When I looked for scientific papers supporting that chewing behaviour was associated with the parasympathetic nervous system, I found nothing. In the book Evidence Based Horsemanship, Dr Steve Peters, neuropsychologist, writes that “a response to stress will release adrenaline and lead to a relatively dry mouth. The horse starts licking with the return of saliva secretion when the balance of the sympathetic and parasympathetic chemical reactions return to their set point.”

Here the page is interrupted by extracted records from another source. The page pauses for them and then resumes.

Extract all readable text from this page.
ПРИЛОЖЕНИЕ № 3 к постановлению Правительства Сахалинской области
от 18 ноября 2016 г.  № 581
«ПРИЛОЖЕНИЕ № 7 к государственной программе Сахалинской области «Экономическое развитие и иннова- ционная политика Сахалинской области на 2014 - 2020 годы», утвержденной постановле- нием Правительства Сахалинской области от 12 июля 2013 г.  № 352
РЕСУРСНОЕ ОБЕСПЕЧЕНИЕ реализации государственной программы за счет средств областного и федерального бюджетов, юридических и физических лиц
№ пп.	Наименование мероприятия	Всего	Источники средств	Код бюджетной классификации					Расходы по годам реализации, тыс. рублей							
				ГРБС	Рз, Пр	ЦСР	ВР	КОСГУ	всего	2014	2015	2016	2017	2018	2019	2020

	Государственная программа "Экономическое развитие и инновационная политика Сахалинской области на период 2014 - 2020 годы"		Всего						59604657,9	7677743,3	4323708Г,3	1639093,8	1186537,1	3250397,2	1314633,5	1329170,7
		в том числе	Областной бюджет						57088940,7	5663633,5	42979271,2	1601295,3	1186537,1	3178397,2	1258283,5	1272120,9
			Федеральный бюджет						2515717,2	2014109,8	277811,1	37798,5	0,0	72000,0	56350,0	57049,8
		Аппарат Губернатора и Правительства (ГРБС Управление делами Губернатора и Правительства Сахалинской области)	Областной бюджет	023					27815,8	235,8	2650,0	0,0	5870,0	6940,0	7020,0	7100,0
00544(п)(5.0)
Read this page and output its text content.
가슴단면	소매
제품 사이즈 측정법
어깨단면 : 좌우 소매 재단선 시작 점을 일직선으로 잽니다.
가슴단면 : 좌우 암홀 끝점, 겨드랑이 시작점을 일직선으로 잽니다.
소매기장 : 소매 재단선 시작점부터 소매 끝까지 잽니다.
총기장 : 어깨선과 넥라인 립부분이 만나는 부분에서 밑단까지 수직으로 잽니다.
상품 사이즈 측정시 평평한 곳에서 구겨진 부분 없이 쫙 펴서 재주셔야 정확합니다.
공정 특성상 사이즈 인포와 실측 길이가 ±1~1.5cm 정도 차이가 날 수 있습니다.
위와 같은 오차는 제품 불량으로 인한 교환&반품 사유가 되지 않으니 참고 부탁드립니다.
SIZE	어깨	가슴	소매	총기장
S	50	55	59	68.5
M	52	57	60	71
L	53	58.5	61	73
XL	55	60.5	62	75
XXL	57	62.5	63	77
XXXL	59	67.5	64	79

The International Society for Equitation Science (ISES) facilitates and promotes research into horse training that may “enhance horse welfare, and improve the horse and rider relationship”. At the ISES conference in Rome in 2018, trained scientists Margrete Lie and Professor Ruth Newbery presented their findings, having asked the questions: “Is non-nutritive chewing performed to signal submission to another horse?” and “Do horses chew in between stressed and calm situations?” Non-nutritive chewing that they examined is, of course, when a horse chews with his mouth but there is no food.
HORSES IN THE WILD
They observed wild horses living in natural herds, where about 200 horses were living in a 334 square kilometre park in Ecuador. They observed for 80 hours and collected data on 202 interactions where licking and chewing was observed. When they looked at aggressive interactions, such as when one horse was threatening another, they found that chewing was more often performed by the aggressive horse. There is no comment in the paper whether there was a difference in the type of chewing behaviour, e.g., were the incisors exposed with the lips drawn back?

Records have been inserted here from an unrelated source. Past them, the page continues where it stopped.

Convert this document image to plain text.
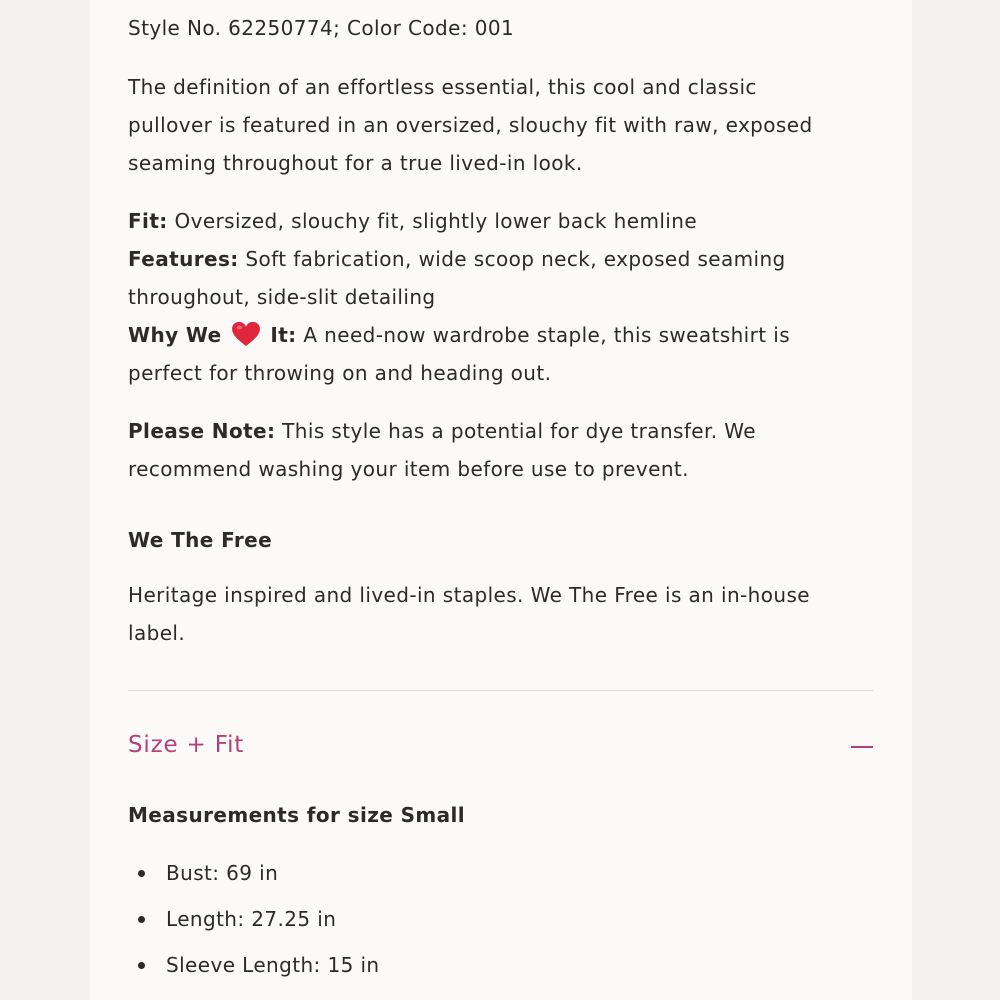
Style No. 62250774; Color Code: 001

The definition of an effortless essential, this cool and classic pullover is featured in an oversized, slouchy fit with raw, exposed seaming throughout for a true lived-in look.

Fit: Oversized, slouchy fit, slightly lower back hemline
Features: Soft fabrication, wide scoop neck, exposed seaming throughout, side-slit detailing
Why We It: A need-now wardrobe staple, this sweatshirt is perfect for throwing on and heading out.

Please Note: This style has a potential for dye transfer. We recommend washing your item before use to prevent.

We The Free

Heritage inspired and lived-in staples. We The Free is an in-house label.

Size + Fit
Measurements for size Small
Bust: 69 in
Length: 27.25 in
Sleeve Length: 15 in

They also looked at what was happening before and after the chewing and studied whether chewing (non-nutritive) occurred between tense and relaxed situations. They found that “the majority of behaviours before chewing were tense, and the majority of behaviours after chewing were relaxed. The chewing behaviour occurred when the horses transitioned from a tense to a relaxed state”. The researchers wondered if rather than chewing representing a communication between the horses, it may be that a horse has been in a tense situation, (with the sympathetic nervous system switched on), and consequently will have a dry mouth. When the tense situation resolves, the horse licks and chews in order to lubricate his dry mouth. I think that this is the observation that has led to the interpretation that the horse has moved from sympathetic to parasympathetic tone.
All horses showed the chewing, not just the submissive horses. The researchers cannot tell from these observations whether the chewing comes because the horse is relaxed, or if the horse chews in order to relax. Further research to tease this out would need to measure stress objectively (for example, the heart rate variability we visited last month).
This research is especially interesting to me in the face of the current predilection of dressage judges to penalise horses who chew the bit. This has led to the awful practice of over-tight nosebands as riders, incentivised to maximise their marks, clamp the mouth shut so tightly that the horse sometimes has difficulty swallowing his saliva, resulting in the foamy mouth the judges prefer! Top judges such as Steven Clarke do not support this approach but it continues nonetheless.